A lista de Janot é mesmo a “lista do fim do mundo” da política

Tão logo saiu a lista e começaram a vazar os nomes de possíveis beneficiados das operações da Odebrecht na denúncia inicial da Procuradoria-Geral da República ontem à tarde, parte dos políticos e o Palácio do Planalto procuraram aparentar tranqüilidade. Afinal, analisava-se para efeito externo, são apenas suspeitas de “suspeitas” delações premiadas. Faltam o processo, a comprovação e o julgamento – e ninguém crê ter praticado irregularidades.

O ambiente encontrado nos corredores do Congresso e sentido no Palácio, porém, era diferente – de susto, apreensão, medo.

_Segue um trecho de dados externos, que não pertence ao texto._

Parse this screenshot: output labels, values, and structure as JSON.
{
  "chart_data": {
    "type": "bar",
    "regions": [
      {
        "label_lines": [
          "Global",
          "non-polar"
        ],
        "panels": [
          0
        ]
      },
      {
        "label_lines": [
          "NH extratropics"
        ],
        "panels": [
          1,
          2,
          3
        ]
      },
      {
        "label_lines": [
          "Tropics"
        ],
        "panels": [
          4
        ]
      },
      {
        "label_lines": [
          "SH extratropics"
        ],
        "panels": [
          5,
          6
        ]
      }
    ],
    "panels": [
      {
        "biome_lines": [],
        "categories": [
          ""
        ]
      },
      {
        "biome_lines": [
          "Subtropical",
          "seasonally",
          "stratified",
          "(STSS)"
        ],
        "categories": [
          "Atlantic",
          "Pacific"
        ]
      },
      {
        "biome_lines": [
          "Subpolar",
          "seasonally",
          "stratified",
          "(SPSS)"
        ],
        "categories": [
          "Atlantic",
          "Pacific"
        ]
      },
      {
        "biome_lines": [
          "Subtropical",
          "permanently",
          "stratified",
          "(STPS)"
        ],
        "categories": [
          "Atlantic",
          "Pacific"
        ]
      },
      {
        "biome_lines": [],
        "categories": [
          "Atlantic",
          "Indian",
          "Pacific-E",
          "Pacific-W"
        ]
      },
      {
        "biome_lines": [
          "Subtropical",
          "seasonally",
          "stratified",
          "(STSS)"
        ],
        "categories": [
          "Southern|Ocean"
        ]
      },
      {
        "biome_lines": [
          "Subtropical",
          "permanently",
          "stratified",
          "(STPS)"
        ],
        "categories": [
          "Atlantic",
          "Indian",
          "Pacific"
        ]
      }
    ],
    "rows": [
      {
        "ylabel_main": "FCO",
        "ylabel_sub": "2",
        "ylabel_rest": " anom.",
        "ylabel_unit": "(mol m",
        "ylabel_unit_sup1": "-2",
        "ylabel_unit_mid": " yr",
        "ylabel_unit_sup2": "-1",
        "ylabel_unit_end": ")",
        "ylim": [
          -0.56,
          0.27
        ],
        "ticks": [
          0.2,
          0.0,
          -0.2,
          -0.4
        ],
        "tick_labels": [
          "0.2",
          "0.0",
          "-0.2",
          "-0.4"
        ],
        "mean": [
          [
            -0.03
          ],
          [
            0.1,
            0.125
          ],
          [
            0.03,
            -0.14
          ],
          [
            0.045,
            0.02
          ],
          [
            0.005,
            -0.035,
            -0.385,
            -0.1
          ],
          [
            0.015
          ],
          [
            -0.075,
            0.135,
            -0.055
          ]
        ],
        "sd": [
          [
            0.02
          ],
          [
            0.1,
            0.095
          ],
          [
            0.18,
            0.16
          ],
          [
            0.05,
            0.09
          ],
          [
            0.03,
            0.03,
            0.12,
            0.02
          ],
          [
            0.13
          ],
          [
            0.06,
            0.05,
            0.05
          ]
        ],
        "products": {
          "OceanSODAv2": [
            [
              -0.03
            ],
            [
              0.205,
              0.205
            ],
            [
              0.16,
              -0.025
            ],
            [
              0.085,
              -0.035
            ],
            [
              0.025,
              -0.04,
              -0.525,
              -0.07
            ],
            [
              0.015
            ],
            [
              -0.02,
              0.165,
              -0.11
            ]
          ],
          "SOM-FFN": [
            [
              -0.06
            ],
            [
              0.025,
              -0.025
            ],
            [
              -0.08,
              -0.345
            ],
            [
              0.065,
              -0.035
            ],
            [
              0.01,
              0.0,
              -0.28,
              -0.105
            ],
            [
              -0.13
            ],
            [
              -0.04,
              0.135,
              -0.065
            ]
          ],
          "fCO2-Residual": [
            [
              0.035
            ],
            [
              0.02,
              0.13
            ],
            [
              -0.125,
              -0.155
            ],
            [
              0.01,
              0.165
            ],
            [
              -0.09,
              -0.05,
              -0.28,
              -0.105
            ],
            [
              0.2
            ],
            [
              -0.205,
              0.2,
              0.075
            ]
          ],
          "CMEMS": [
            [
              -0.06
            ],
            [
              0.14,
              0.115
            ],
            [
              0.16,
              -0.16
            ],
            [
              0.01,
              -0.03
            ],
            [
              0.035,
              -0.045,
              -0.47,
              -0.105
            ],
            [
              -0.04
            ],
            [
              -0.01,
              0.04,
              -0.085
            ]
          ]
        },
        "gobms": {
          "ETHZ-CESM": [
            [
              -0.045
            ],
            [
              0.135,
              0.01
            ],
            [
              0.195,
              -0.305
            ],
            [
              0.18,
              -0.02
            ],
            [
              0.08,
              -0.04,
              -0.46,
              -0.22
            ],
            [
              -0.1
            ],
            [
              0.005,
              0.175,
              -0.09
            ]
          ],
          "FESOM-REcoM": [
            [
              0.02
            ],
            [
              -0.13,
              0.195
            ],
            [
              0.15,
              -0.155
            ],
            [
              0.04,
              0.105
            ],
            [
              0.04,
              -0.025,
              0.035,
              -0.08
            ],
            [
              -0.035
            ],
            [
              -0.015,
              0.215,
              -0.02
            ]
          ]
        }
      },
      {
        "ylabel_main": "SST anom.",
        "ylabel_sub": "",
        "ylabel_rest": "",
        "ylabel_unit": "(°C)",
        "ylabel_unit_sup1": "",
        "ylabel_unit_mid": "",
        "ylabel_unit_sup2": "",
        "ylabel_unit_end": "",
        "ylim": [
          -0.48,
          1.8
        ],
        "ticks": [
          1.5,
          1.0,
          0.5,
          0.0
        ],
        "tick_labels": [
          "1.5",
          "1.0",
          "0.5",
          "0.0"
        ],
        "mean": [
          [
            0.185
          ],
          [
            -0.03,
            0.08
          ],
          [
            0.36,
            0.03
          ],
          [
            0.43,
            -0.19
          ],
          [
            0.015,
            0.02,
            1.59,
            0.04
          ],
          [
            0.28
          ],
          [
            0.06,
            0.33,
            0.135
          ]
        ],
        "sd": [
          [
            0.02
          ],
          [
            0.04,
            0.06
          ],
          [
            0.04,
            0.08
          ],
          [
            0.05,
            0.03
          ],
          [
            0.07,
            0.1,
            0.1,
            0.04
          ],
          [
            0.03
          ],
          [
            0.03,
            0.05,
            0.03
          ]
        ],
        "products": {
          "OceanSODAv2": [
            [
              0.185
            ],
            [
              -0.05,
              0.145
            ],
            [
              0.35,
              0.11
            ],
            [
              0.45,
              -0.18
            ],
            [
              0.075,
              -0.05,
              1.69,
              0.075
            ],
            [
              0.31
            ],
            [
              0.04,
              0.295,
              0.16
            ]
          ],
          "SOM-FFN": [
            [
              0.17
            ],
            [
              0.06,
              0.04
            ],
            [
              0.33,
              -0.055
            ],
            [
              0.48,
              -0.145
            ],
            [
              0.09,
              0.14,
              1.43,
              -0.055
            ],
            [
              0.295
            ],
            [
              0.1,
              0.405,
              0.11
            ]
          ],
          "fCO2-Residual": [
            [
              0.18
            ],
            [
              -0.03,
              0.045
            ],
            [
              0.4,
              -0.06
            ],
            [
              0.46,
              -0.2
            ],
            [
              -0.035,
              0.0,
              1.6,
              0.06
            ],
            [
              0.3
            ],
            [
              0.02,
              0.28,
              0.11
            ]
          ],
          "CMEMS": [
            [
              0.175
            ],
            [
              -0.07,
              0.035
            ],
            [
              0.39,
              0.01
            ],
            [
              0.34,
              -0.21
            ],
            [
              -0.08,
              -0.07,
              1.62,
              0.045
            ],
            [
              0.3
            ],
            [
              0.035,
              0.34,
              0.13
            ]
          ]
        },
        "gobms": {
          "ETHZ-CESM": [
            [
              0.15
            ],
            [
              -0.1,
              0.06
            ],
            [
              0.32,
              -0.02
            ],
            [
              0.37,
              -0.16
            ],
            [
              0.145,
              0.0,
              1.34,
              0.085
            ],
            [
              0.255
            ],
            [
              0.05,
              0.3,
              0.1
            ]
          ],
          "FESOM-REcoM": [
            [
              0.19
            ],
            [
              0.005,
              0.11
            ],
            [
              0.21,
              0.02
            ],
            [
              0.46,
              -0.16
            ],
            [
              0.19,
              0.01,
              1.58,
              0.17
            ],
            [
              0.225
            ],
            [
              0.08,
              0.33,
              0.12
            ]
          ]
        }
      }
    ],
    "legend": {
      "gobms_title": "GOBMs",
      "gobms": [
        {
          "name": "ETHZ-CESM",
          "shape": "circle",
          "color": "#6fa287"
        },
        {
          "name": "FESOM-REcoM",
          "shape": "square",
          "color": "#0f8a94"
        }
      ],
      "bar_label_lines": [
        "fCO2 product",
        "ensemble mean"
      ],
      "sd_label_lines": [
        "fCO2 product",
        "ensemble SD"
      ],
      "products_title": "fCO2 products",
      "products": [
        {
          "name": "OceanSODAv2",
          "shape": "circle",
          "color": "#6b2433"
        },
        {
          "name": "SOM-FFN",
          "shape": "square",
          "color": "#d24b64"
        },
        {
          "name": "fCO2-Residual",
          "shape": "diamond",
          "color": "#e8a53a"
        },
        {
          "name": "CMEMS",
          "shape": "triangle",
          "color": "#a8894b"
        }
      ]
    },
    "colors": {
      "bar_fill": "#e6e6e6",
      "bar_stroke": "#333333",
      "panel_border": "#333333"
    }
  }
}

Afinal, todos têm consciência de que os estragos políticos são e serão grandes. Quem melhor definiu a situação foi o senador peemedebista Romero Jucá: “Estamos em guerra”. Não é para menos. Uma pequena amostra do que já vazou só do chamado primeiro time:

Lula, Dilma, Aécio, Serra, Rodrigo Maia, Eunício, Kassab, Aloysio, Moreira Franco, Renan, Padilha, Jucá, Palocci, Mantega, Bruno Araújo, Lobão… São cinco ministros de Temer, dois ex-presidentes, dois candidatos a ex-presidentes, três ex-ministros de Lula e Dilma, os presidentes da Câmara e do Senado…

O procurador-geral Rodrigo Janot pediu a abertura de 83 inquéritos no Supremo Tribunal Federal para quem ainda tem foro privilegiado e a abertura de 211 procedimentos nas instâncias inferiores da justiça. Pediu também a quebra do sigilo geral. Agora, o prosseguimento das ações ou arquivamento está nas mãos do ministro do STF, Luiz Fachin, que não tem prazo para decidir.

Em carta aos colegas procuradores Janot definiu o quadro encontrado: “A triste realidade de uma democracia sobe ataque.”

Assim, a “guerra” de que fala Jucá é clara: achar o caminho para a anistia geral dos financiamentos ilegais de campanha – o “SOS políticos”. Esse movimento, cada vez mais aberto e crescente, está se confundindo com as discussões da reforma eleitoral e a busca de novas formas de financiar os partidos nas eleições. Hoje Temer vai discutir a reforma do Eunício, Rodrigo Maia, líderes partidários, Gilmar Mendes. O governo entrou definitivamente em campo.

Em entrevista A “Globonews” o procurador Deltan Dallagnol levantou a suspeita de que o jogo real é mais amplo: é para acabar com a Operação Lava-Jato e perdoar os crimes de corrupção e lavagem de dinheiro.

Nesta quarta-feira estão marcadas manifestações nas principais cidades brasileiras, até com ameaças de greve, contra a reforma da Previdência. A Lava-Jato pode entrar no coro.